Bagaimana dengan SUN dan Obligasi?


SUN tentu lebih aman dari saham. Surat Utang Negara (SUN) jelas dikeluarkan pemerintah sehingga tentu saja hampir tidak mungkin mengalami gagal bayar. Apalagi kita punya menteri keuangan terbaik di dunia, seperti Sri Mulyani Inderawati. Ya kan? Pasti aman. Beberapa waktu terakhir, permintaan SUN di pasar bahkan kelebihan (oversubscribed)

Hanya saja, kamu harus hafal di luar kepala. Semakin SUN laris dan banyak dicari, imbal hasil (bunga) yang beredar di pasar turun. Tepat seperti hukum permintaan. Semakin banyak barang dicari (permintaan) akan membuat harga (imbal hasil) semakin murah.

Ke depan, karena semakin banyak investor bertindak defensif dan hati-hati, imbal hasil pasti makin turun. Ibuk Menkeu tentu senang. Kamu, bisa jadi, tidak terlalu.

Meski begitu, obligasi tetap bisa diandalkan. Obligasi juga kerap menjadi pelarian sementara bila pasar keuangan sedang tidak baik. Kenapa harus reksa dana? Tentu saja karena reksa dana pendapatan lebih mudah dibeli melalui sistem ecer dibandingkan beli satuan. Wkwk...

Bagaimana dengan Saving Bonds Ritel (SBR)? Kalau kata Kemenkeu, generasi milenial ini target pasar banget buat SUN. Kenapa? Investasi aman, murah-meriah dari Rp1 juta sampai Rp3 miliar dengan imbal hasil sekitar 1,5% di atas bunga acuan BI. Menarik? Tentu saja kalau nabungnya Rp100 miliar. Kalau nabungnya Rp5 juta kayak saya, ya biasa saja. Hehehe...


Emas?
Harganya sempat naik gila-gilaan dalam beberapa hari terakhir. Namun, bagi saya, emas tetap belum menarik. Kalaupun berniat beli, belilah emas perhiasan. Bukan batangan dari ANTAM atau UBS. Kenapa?

Menerapkan prinsip yang ada di toko emas. "Berhias sambil menabung." Hahaha...

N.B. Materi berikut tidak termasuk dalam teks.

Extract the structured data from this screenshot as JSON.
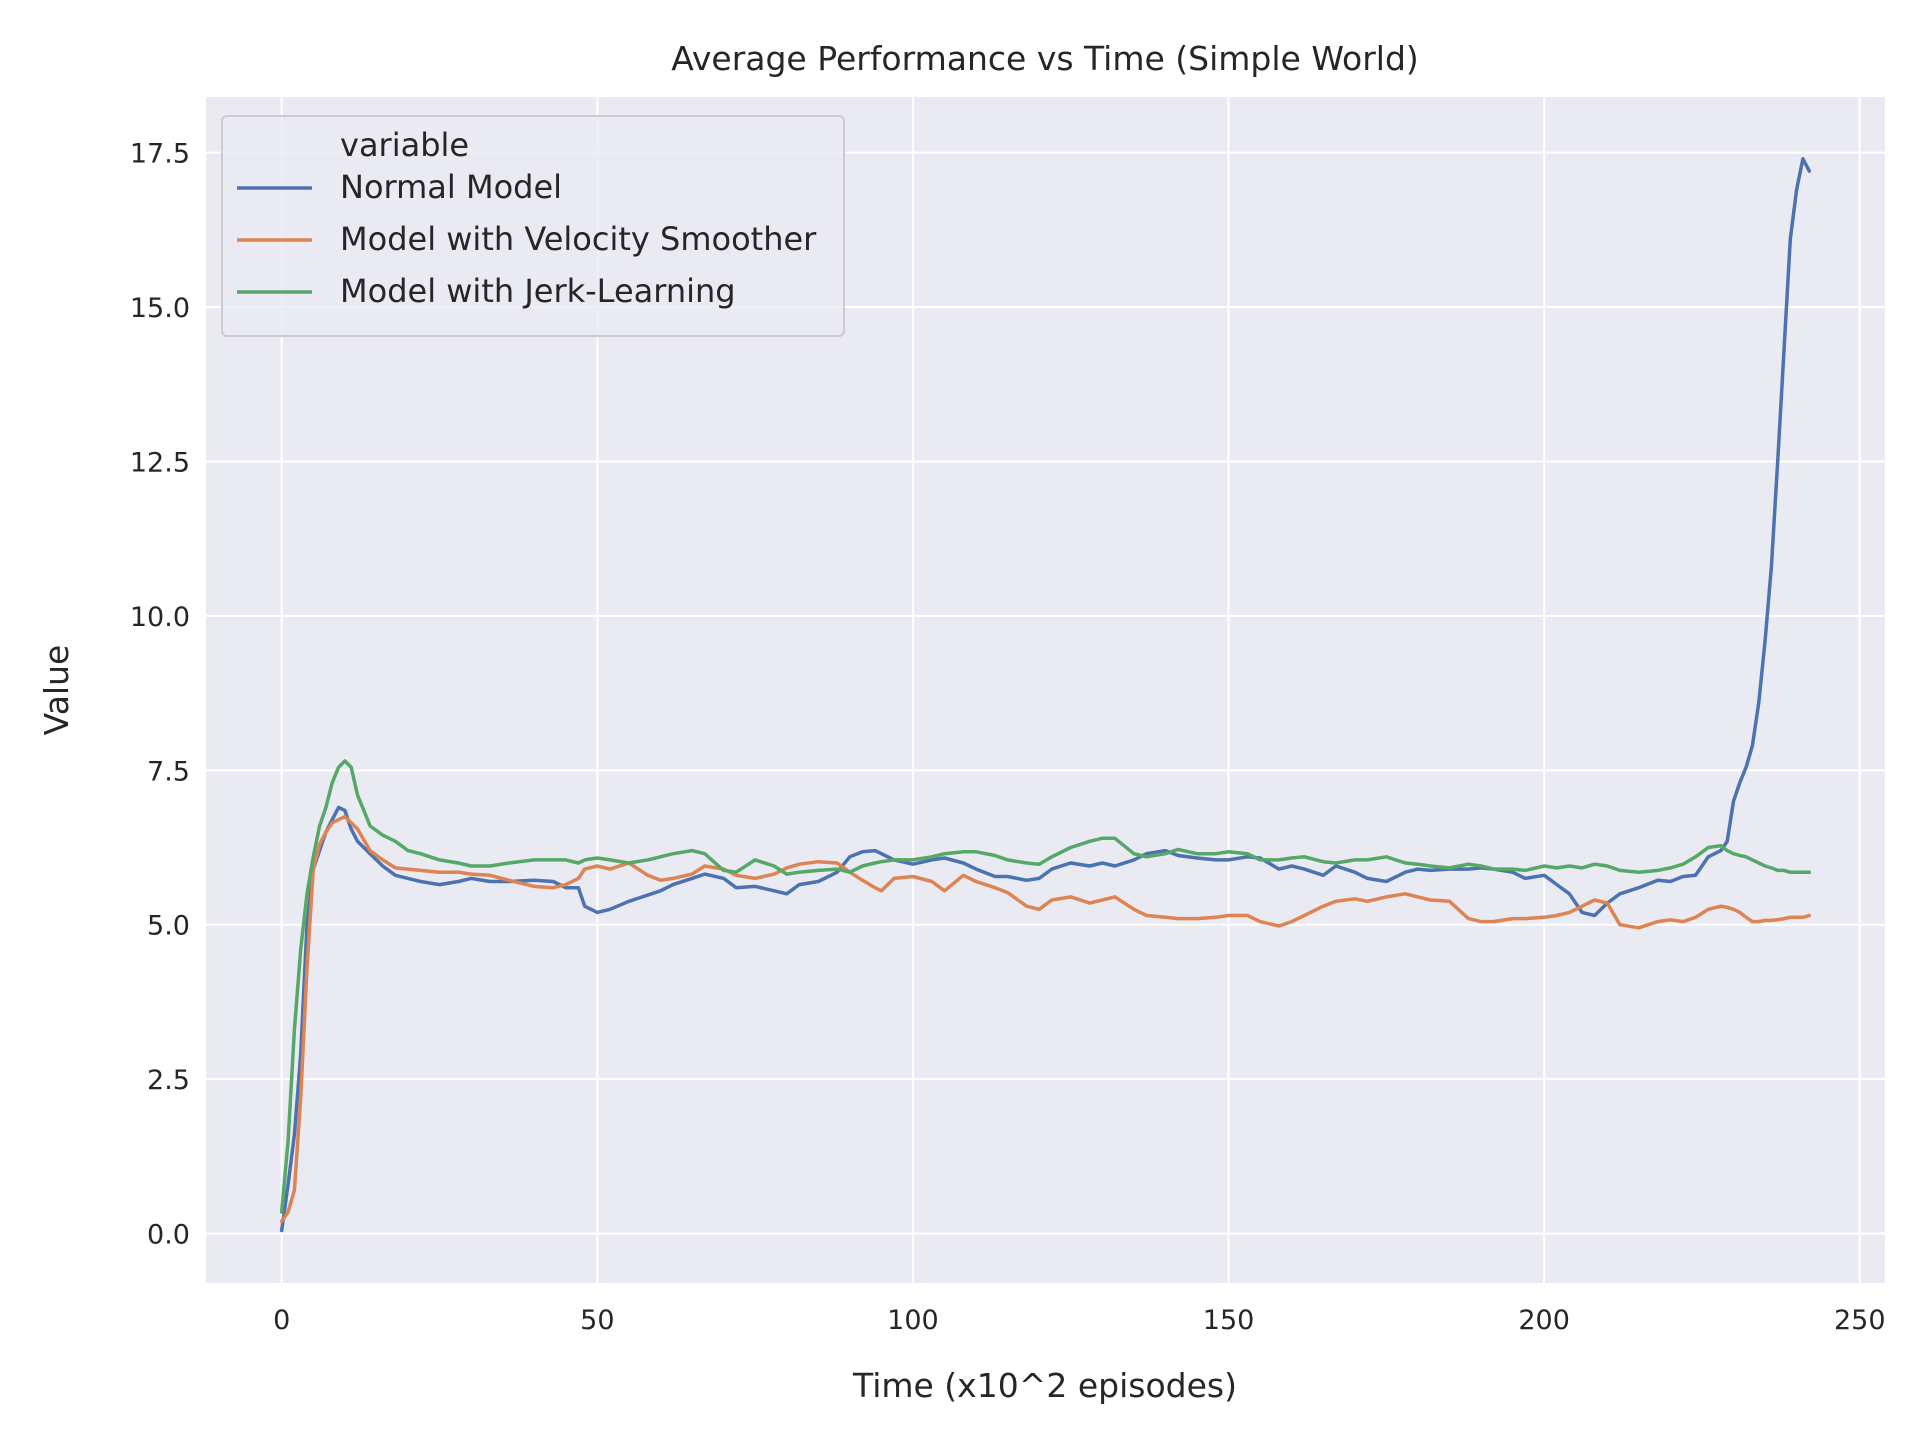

Enggak ada yang alternatif investasi yang benar ya, kalau menurut saya? Dari tadi? Save the best for last, of course.

Di tengah hiruk pikuk yang seperti ini, saya mencermati grafik lain. Grafik nilai tukar Rupiah terhadap USD #standar. Dari sana, saya jatuh cinta dengan penguatan nilai rupiah terhadap mata uang dunia tersebut. Wah, sudah menguat 2% lebih, batin saya. Pernah tembus Rp13.500/USD.

Lalu, saya mengintip berita mengenai asumsi makro dalam APBN 2020. Asumsi makronya Rp14.400, kata Bu Sri Mulyani. Jadi, Rupiah sudah bergeser setidaknya Rp900 dari asumsinya. Bapak Perry Warjiyo, sang Gubernur BI, terus bilang, dia tidak akan membiarkan Rupiah terlalu kuat di pasaran.

Sempurnalah niat, ketika pasar saham anjlok dan reksa dana runtuh seperti sekarang, maka inilah jalan keluar terbaik. Bagaimana? Pindah ke USD. Sekarang nilai tukar IDR/USD masih di Rp13.650. Belum telat kalau mau masuk.

Percaya saya? Saya sih iya. Masa kamu tidak?
Ahahaha...

Whatever,
Semoga selamat di dunia yang makin embuh dan amburadul ini ya, Gaes!